In a small garden, grass shears can be used for mow killing. A sickle, scythe, weed whacker, or power mower dues the job in larger areas. Around woody plants or in areas slated for large seeds of transplants, the clipped stems and leaves might not interfere with planting. In this case, just leave them in place, letting the plants dead tops protect the soil as their roots improved it. One advantage of leaving the mowings in place is that they’ll release their nitrogen (which is present mostly in their above-ground portions) right back into the soil within a month or two in warm weather. Where mowings would interfere with planting, push them aside to leave just enough space for planting, or rake them off entirely.
The simplest way to deal with a cover crop is to plant it, then kill it at a later date. Innovative strategies for using cover crops more effectively and with less fuss are on the horizon. Consider the possibility of a cover crop permanently protecting and improving the soil, a living mulch, An obvious pitfall to this strategy is the living mulch acting like a weed and starving garden plants for food, water, or light. Sidestep this problem by choosing a cover crop plant that is not very competitive, or by periodically weakening it. Both white clover and perennial ryegrass have been used with varying degrees of success as living mulches between vegetable plants, with the growth of the cover crops weakened by periodic mowing.
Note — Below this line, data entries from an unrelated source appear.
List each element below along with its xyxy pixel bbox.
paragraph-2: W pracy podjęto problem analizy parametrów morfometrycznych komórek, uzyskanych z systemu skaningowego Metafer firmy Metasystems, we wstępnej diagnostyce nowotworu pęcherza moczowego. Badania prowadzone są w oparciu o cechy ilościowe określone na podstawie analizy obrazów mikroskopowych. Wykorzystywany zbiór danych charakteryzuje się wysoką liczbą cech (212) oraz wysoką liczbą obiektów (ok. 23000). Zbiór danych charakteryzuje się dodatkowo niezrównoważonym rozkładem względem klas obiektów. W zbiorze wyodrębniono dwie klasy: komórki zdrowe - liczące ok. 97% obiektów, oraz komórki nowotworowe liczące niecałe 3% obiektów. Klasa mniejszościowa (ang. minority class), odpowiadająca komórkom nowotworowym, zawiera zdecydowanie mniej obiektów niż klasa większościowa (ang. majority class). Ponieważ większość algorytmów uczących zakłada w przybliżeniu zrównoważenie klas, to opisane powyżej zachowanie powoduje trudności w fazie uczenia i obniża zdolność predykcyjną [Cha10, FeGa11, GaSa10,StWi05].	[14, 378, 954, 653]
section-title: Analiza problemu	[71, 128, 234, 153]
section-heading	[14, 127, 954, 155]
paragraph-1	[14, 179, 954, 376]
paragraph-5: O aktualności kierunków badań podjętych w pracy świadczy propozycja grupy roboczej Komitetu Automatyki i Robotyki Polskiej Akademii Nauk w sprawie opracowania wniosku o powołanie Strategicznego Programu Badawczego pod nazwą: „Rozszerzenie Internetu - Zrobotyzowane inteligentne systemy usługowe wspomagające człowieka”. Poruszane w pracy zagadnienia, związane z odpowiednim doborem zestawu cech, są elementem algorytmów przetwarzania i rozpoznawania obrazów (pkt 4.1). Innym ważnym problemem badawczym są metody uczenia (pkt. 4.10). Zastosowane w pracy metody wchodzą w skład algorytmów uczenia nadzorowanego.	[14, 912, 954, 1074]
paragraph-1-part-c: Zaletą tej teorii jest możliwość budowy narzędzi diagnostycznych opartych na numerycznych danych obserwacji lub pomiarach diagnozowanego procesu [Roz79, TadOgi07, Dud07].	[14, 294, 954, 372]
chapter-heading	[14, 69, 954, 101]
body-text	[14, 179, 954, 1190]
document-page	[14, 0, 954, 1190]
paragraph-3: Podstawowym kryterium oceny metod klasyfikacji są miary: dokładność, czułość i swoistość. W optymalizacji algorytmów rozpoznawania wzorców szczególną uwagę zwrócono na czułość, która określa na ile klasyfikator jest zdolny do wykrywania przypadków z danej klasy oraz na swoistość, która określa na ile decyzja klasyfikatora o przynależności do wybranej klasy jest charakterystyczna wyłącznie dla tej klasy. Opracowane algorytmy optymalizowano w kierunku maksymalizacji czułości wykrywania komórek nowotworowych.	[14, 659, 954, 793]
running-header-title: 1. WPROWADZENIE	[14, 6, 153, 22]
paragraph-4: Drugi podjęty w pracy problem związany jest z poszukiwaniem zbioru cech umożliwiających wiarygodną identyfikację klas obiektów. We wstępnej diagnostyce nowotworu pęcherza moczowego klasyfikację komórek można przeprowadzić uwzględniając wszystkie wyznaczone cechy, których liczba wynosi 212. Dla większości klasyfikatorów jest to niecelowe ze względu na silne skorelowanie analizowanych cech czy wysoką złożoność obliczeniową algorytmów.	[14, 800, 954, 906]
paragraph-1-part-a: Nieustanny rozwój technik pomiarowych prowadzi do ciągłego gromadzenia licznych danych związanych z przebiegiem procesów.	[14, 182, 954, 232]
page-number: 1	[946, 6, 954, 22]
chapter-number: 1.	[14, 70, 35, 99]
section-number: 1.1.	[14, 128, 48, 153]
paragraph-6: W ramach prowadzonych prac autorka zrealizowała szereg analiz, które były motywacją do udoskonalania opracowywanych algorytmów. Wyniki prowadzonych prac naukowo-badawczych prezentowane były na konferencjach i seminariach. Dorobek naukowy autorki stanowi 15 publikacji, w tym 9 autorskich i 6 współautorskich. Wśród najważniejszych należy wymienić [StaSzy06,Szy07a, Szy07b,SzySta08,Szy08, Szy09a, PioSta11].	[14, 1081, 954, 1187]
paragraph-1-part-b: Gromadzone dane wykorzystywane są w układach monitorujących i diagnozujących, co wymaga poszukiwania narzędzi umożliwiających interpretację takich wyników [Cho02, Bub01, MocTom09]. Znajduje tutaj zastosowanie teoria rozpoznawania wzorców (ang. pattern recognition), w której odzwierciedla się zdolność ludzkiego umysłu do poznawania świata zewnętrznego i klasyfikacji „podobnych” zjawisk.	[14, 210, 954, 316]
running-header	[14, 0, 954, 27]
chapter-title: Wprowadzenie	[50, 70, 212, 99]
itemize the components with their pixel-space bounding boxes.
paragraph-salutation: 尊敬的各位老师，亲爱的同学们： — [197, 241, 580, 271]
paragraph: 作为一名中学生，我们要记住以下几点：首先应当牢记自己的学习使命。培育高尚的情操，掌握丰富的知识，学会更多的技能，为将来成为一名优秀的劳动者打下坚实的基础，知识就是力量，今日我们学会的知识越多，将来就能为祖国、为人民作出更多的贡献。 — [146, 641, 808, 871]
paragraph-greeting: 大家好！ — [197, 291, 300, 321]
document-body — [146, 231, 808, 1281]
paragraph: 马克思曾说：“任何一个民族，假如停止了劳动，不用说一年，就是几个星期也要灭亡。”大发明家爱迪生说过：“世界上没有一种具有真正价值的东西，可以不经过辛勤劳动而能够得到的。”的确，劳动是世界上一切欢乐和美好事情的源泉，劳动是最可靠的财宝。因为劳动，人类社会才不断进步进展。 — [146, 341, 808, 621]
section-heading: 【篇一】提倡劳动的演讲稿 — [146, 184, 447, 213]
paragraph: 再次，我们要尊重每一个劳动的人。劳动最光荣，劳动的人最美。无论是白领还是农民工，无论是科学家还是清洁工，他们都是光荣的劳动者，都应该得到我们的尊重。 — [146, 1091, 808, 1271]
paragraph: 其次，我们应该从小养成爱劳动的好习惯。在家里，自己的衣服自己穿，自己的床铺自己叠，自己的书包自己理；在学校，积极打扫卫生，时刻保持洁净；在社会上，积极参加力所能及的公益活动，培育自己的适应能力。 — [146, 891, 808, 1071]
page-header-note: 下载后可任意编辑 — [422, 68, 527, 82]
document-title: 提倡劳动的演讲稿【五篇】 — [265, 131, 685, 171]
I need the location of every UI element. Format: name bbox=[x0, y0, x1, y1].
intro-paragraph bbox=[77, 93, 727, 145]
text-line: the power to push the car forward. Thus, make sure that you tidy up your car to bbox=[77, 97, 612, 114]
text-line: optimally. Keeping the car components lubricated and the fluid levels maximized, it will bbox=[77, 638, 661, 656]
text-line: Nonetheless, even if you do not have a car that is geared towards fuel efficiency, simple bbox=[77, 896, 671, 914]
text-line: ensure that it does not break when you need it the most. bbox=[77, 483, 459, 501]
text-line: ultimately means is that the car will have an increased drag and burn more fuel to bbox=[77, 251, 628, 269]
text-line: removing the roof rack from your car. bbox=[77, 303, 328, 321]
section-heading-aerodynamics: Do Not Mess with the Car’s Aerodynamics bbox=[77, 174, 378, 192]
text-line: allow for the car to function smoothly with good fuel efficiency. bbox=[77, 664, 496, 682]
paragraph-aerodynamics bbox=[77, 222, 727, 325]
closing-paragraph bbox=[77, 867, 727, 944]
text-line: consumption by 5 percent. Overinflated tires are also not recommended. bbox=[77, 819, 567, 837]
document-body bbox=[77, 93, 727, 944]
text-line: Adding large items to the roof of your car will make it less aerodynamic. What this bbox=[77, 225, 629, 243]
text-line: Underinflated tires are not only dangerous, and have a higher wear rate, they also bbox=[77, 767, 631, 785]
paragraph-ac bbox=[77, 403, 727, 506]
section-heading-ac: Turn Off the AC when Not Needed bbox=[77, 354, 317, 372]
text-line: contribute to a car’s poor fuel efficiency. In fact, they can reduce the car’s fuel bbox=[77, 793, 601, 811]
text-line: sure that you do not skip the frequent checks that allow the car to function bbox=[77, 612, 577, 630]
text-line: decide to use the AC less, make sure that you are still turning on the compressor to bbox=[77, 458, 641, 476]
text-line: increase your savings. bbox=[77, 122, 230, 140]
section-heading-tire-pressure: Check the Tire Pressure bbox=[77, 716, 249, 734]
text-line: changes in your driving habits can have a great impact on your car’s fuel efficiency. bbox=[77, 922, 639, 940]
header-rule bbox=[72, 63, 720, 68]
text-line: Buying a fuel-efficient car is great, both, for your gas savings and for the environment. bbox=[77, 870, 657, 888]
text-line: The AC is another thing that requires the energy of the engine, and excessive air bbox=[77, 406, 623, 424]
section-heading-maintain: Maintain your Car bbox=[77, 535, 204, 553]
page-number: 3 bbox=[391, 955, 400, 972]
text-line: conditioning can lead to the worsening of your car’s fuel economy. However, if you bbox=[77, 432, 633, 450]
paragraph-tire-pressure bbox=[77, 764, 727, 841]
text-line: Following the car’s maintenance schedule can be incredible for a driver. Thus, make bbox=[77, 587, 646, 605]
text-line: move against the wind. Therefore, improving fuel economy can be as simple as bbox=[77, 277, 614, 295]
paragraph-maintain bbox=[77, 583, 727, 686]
An even more elegant possibility is a cover crop that plants itself to grow only when it would not interfere with cultivated plants. Subterranean clover and crimson clover are two such cover crops for regions with mild, moist winters. Planted in late summer, cither of these clovers will sprout, then thrive in the cool, moist weather of fall and early winter. The plants go dormant in midwinter, reawaken when the weather warms, then set seed and die in spring. “Subterranean” highlights the subterranean clover’s knack for sowing its own seeds right on or below the ground’s surface. Hard-seeded varieties of either clover are slow to sprout, and wait until late summer or fall to initiate the cycle again.
Another unique use of cover crops is in the strawberry bed. Recent research has shown that after fruiting, June-bearing strawberry plants are very tolerant of shade. A cover crop—-of oats, for example—sown right in the strawberry bed after the berries have been gathered can shade out weeds through the growing season, then eventually flop down dead to provide the mulch in which strawberry plants thrive.
As you have no doubt fathomed by now, there is no single recipe for best utilizing a cover crop in your own “back forty.” All sorts of possibilities exist if you take the time to study specific cover crop plants and then experiment.
The question remains whether cover crops can totally replace wood chips, straw, compost, and other organic materials that would otherwise blanket the soil Time will tell. For now, I integrate cover crops with imported materials (such as neighbors leaves or manure from a horse farm), sprinkling oats or crimson clover in shrub borders, and having some vegetable beds go into winter with a sprinkling of soybean meal and a dense stand of oats growing up through a blanket of compost.